Oui, il nous est arrivé d’acquérir des œuvres dont nous avons d’ailleurs fait don à la BnF. Nous avons ainsi acquis cinq clichés de Carl De Keyser, dont le fameux « Panoramique de Kaboul ». Nous nous sommes également portés acquéreurs de vingt photos noir et blanc d’enfants réalisées par Bettina Rheims lors de « La fête de la couleur », un événement organisé par Hermès au profit de l’Unicef. Dans le droit fil des expositions que nous soutenons, nous nous interrogeons sur la création d’une fondation. On le fera peut-être un jour.
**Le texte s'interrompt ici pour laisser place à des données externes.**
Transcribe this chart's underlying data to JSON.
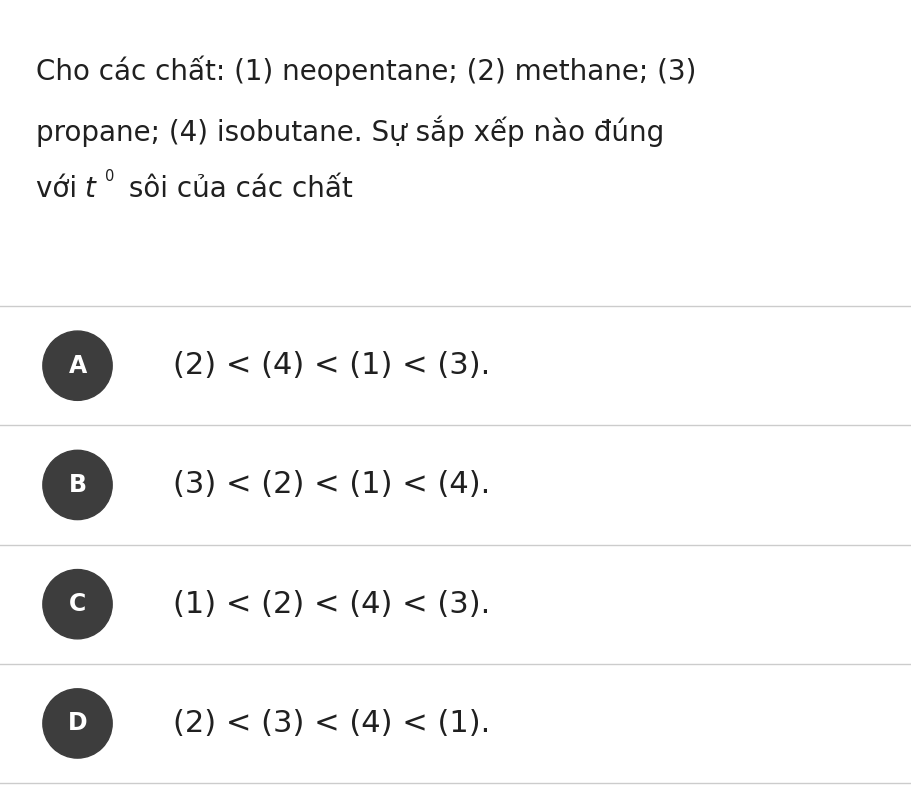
{
  "background_color": "#ffffff",
  "question_text_line1": "Cho các chất: (1) neopentane; (2) methane; (3)",
  "question_text_line2": "propane; (4) isobutane. Sự sắp xếp nào đúng",
  "question_text_line3_part1": "với ",
  "question_text_line3_t": "$t$",
  "question_text_line3_sup": "$^{0}$",
  "question_text_line3_part2": " sôi của các chất",
  "options": [
    {
      "label": "A",
      "text": "(2) < (4) < (1) < (3)."
    },
    {
      "label": "B",
      "text": "(3) < (2) < (1) < (4)."
    },
    {
      "label": "C",
      "text": "(1) < (2) < (4) < (3)."
    },
    {
      "label": "D",
      "text": "(2) < (3) < (4) < (1)."
    }
  ],
  "circle_color": "#3d3d3d",
  "circle_label_color": "#ffffff",
  "text_color": "#202020",
  "line_color": "#cccccc",
  "question_fontsize": 20,
  "option_label_fontsize": 17,
  "option_text_fontsize": 22,
  "figsize": [
    9.12,
    7.95
  ],
  "dpi": 100
}
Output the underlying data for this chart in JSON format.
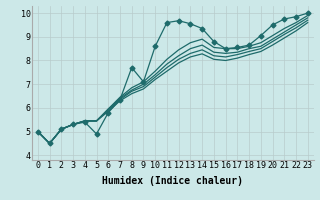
{
  "xlabel": "Humidex (Indice chaleur)",
  "ylabel": "",
  "xlim": [
    -0.5,
    23.5
  ],
  "ylim": [
    3.8,
    10.3
  ],
  "xticks": [
    0,
    1,
    2,
    3,
    4,
    5,
    6,
    7,
    8,
    9,
    10,
    11,
    12,
    13,
    14,
    15,
    16,
    17,
    18,
    19,
    20,
    21,
    22,
    23
  ],
  "yticks": [
    4,
    5,
    6,
    7,
    8,
    9,
    10
  ],
  "bg_color": "#cce8e8",
  "grid_color": "#b8cccc",
  "line_color": "#1e6b6b",
  "series_main": [
    5.0,
    4.5,
    5.1,
    5.3,
    5.4,
    4.9,
    5.8,
    6.35,
    7.7,
    7.1,
    8.6,
    9.6,
    9.68,
    9.55,
    9.35,
    8.8,
    8.5,
    8.55,
    8.65,
    9.05,
    9.5,
    9.75,
    9.85,
    10.0
  ],
  "series_smooth": [
    [
      5.0,
      4.5,
      5.1,
      5.3,
      5.45,
      5.45,
      5.95,
      6.45,
      6.85,
      7.1,
      7.55,
      8.05,
      8.45,
      8.75,
      8.9,
      8.55,
      8.5,
      8.5,
      8.6,
      8.75,
      9.05,
      9.35,
      9.6,
      9.9
    ],
    [
      5.0,
      4.5,
      5.1,
      5.3,
      5.45,
      5.45,
      5.95,
      6.4,
      6.75,
      7.0,
      7.4,
      7.85,
      8.2,
      8.5,
      8.65,
      8.35,
      8.3,
      8.35,
      8.5,
      8.6,
      8.9,
      9.2,
      9.5,
      9.8
    ],
    [
      5.0,
      4.5,
      5.1,
      5.3,
      5.45,
      5.45,
      5.9,
      6.35,
      6.7,
      6.9,
      7.3,
      7.7,
      8.05,
      8.3,
      8.45,
      8.2,
      8.15,
      8.25,
      8.38,
      8.5,
      8.8,
      9.1,
      9.38,
      9.7
    ],
    [
      5.0,
      4.5,
      5.1,
      5.3,
      5.45,
      5.45,
      5.85,
      6.3,
      6.6,
      6.8,
      7.2,
      7.55,
      7.9,
      8.15,
      8.28,
      8.05,
      8.0,
      8.1,
      8.25,
      8.38,
      8.65,
      8.95,
      9.25,
      9.6
    ]
  ],
  "marker": "D",
  "marker_size": 2.5,
  "linewidth": 0.9,
  "font_size_label": 7,
  "font_size_tick": 6
}
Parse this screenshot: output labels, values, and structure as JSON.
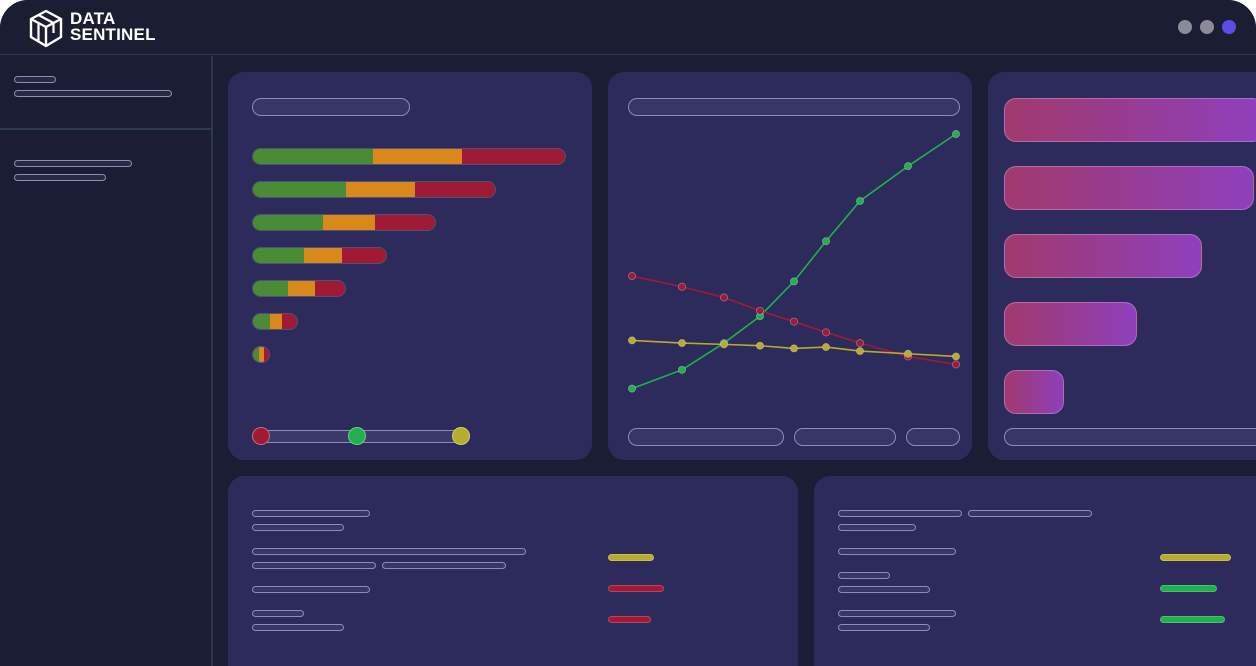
{
  "app": {
    "brand_line1": "DATA",
    "brand_line2": "SENTINEL",
    "icon": "cube-logo-icon"
  },
  "window_controls": [
    {
      "name": "minimize",
      "color": "#8a8a99"
    },
    {
      "name": "maximize",
      "color": "#8a8a99"
    },
    {
      "name": "close",
      "color": "#5b4de6"
    }
  ],
  "colors": {
    "background": "#1a1d33",
    "card": "#2d2a5c",
    "green": "#4a8c36",
    "orange": "#d9891c",
    "red": "#a11a35",
    "yellow": "#b7ad2a",
    "bright_green": "#20b04e",
    "gradient_start": "#a13a6e",
    "gradient_end": "#8e3fbc"
  },
  "stacked_bars": [
    {
      "green": 0.385,
      "orange": 0.285,
      "red": 0.33
    },
    {
      "green": 0.385,
      "orange": 0.285,
      "red": 0.33
    },
    {
      "green": 0.385,
      "orange": 0.285,
      "red": 0.33
    },
    {
      "green": 0.385,
      "orange": 0.285,
      "red": 0.33
    },
    {
      "green": 0.385,
      "orange": 0.285,
      "red": 0.33
    },
    {
      "green": 0.385,
      "orange": 0.285,
      "red": 0.33
    },
    {
      "green": 0.385,
      "orange": 0.285,
      "red": 0.33
    }
  ],
  "slider_knobs": [
    {
      "color": "#a11a35",
      "position": 0.0
    },
    {
      "color": "#20b04e",
      "position": 0.48
    },
    {
      "color": "#b7ad2a",
      "position": 1.0
    }
  ],
  "chart_data": {
    "type": "line",
    "x": [
      0,
      1,
      2,
      3,
      4,
      5,
      6,
      7,
      8
    ],
    "series": [
      {
        "color": "#20b04e",
        "values": [
          5,
          12,
          22,
          32,
          45,
          60,
          75,
          88,
          100
        ]
      },
      {
        "color": "#a11a35",
        "values": [
          47,
          43,
          39,
          34,
          30,
          26,
          22,
          17,
          14
        ]
      },
      {
        "color": "#b7ad2a",
        "values": [
          23,
          22,
          21.5,
          21,
          20,
          20.5,
          19,
          18,
          17
        ]
      }
    ],
    "ylim": [
      0,
      100
    ]
  },
  "gradient_bars": [
    1.0,
    0.96,
    0.76,
    0.51,
    0.23
  ],
  "status_indicators_left": [
    {
      "color": "#b7ad2a",
      "level": 0.22
    },
    {
      "color": "#a11a35",
      "level": 0.32
    },
    {
      "color": "#a11a35",
      "level": 0.19
    }
  ],
  "status_indicators_right": [
    {
      "color": "#b7ad2a",
      "level": 0.47
    },
    {
      "color": "#20b04e",
      "level": 0.33
    },
    {
      "color": "#20b04e",
      "level": 0.41
    }
  ]
}
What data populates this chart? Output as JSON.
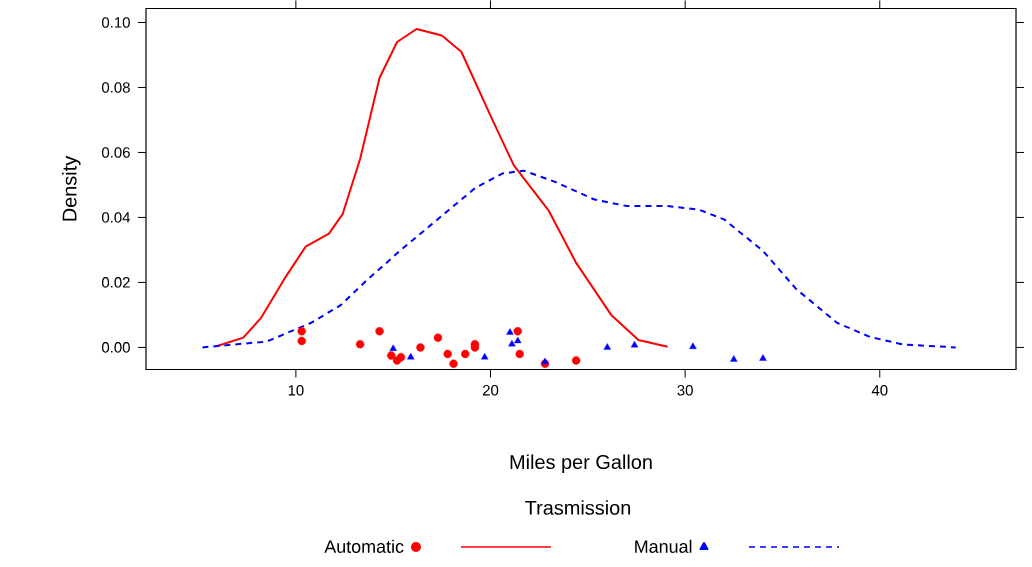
{
  "chart_data": {
    "type": "line",
    "xlabel": "Miles per Gallon",
    "ylabel": "Density",
    "legend_title": "Trasmission",
    "legend": "bottom",
    "xlim": [
      2.3,
      47.0
    ],
    "ylim": [
      -0.0068,
      0.1043
    ],
    "xticks": [
      10,
      20,
      30,
      40
    ],
    "yticks": [
      {
        "value": 0,
        "label": "0.00"
      },
      {
        "value": 0.02,
        "label": "0.02"
      },
      {
        "value": 0.04,
        "label": "0.04"
      },
      {
        "value": 0.06,
        "label": "0.06"
      },
      {
        "value": 0.08,
        "label": "0.08"
      },
      {
        "value": 0.1,
        "label": "0.10"
      }
    ],
    "series": [
      {
        "name": "Automatic",
        "color": "#ff0000",
        "line_style": "solid",
        "x": [
          6.0,
          7.3,
          8.2,
          9.4,
          10.5,
          11.7,
          12.4,
          13.3,
          14.3,
          15.2,
          16.2,
          17.5,
          18.5,
          20.1,
          21.2,
          23.0,
          24.4,
          26.2,
          27.6,
          29.1
        ],
        "values": [
          0.0005,
          0.003,
          0.009,
          0.021,
          0.031,
          0.035,
          0.041,
          0.058,
          0.083,
          0.094,
          0.098,
          0.096,
          0.091,
          0.07,
          0.056,
          0.042,
          0.026,
          0.01,
          0.0023,
          0.0002
        ]
      },
      {
        "type": "scatter",
        "color": "#ff0000",
        "marker": "circle",
        "x": [
          10.3,
          10.3,
          13.3,
          14.3,
          14.9,
          15.2,
          15.4,
          16.4,
          17.3,
          17.8,
          18.1,
          18.7,
          19.2,
          19.2,
          21.4,
          21.5,
          22.8,
          24.4
        ],
        "values": [
          0.005,
          0.002,
          0.001,
          0.005,
          -0.0025,
          -0.004,
          -0.003,
          0.0,
          0.003,
          -0.002,
          -0.005,
          -0.002,
          0.001,
          0.0,
          0.005,
          -0.002,
          -0.005,
          -0.004
        ]
      },
      {
        "name": "Manual",
        "color": "#0000ff",
        "line_style": "dashed",
        "x": [
          5.2,
          8.5,
          10.8,
          12.3,
          13.7,
          15.4,
          17.2,
          19.2,
          20.6,
          21.7,
          23.3,
          25.3,
          27.0,
          29.1,
          30.7,
          32.0,
          34.0,
          35.7,
          37.8,
          39.5,
          41.2,
          43.9
        ],
        "values": [
          0.0,
          0.0018,
          0.0076,
          0.013,
          0.021,
          0.03,
          0.039,
          0.049,
          0.0535,
          0.0544,
          0.051,
          0.0456,
          0.0435,
          0.0435,
          0.0424,
          0.0394,
          0.0297,
          0.018,
          0.0076,
          0.0032,
          0.0009,
          0.0
        ]
      },
      {
        "type": "scatter",
        "color": "#0000ff",
        "marker": "triangle",
        "x": [
          15.0,
          15.9,
          19.7,
          21.0,
          21.1,
          21.4,
          22.8,
          26.0,
          27.4,
          30.4,
          32.5,
          34.0
        ],
        "values": [
          -0.0004,
          -0.003,
          -0.003,
          0.0046,
          0.001,
          0.002,
          -0.0045,
          0.0,
          0.0007,
          0.0002,
          -0.0037,
          -0.0034
        ]
      }
    ]
  }
}
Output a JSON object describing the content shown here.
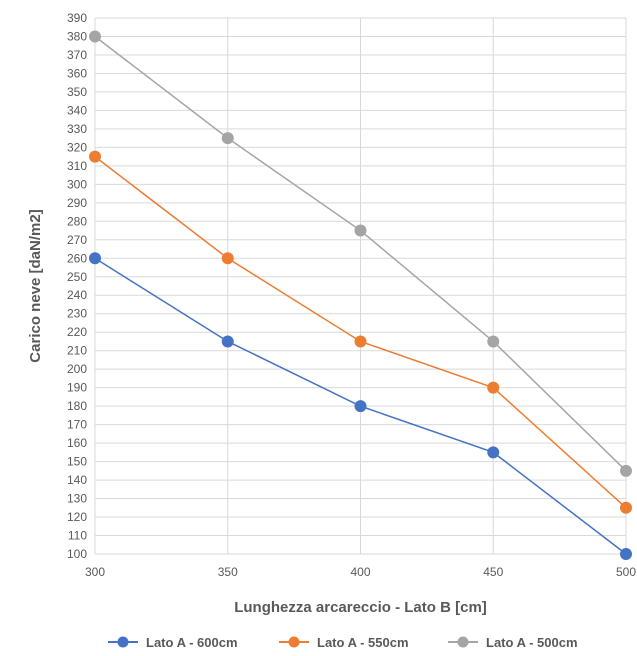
{
  "chart_data": {
    "type": "line",
    "title": "",
    "xlabel": "Lunghezza arcareccio - Lato B [cm]",
    "ylabel": "Carico neve [daN/m2]",
    "x": [
      300,
      350,
      400,
      450,
      500
    ],
    "xlim": [
      300,
      500
    ],
    "ylim": [
      100,
      390
    ],
    "ystep": 10,
    "grid": true,
    "legend_position": "bottom",
    "series": [
      {
        "name": "Lato A - 600cm",
        "color": "#4472C4",
        "values": [
          260,
          215,
          180,
          155,
          100
        ]
      },
      {
        "name": "Lato A - 550cm",
        "color": "#ED7D31",
        "values": [
          315,
          260,
          215,
          190,
          125
        ]
      },
      {
        "name": "Lato A - 500cm",
        "color": "#A5A5A5",
        "values": [
          380,
          325,
          275,
          215,
          145
        ]
      }
    ]
  }
}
Pour l’instant, nous avons privilégié le soutien aux projets et la refonte complète de notre site pour l’ouvrir à l’art.
En quoi consiste ce web-art ?
Nous avons conçu notre site en deux parties. L’une porte sur notre métier, nos modes de culture, mais dans une approche artistique, avec des séquences d’animation, des œuvres en lien avec nos savoir-faire, très loin des reportages classiques. L’autre est entièrement consacrée à des œuvres artistiques originales. On y trouve, par exemple, le making off de l’exposition de Sophie Calle. Ou encore l’œuvre-ville qui réunit deux artistes, le photographe Stéphane Couturier et l’écrivain Charles Dantzig. Le fil rouge de tout cela se résume en une formule qui fait l’unité du site et son originalité : « À la recherche de l’œuvre. »
Y a-t-il un lien entre le site et vos actions auprès de la BnF ?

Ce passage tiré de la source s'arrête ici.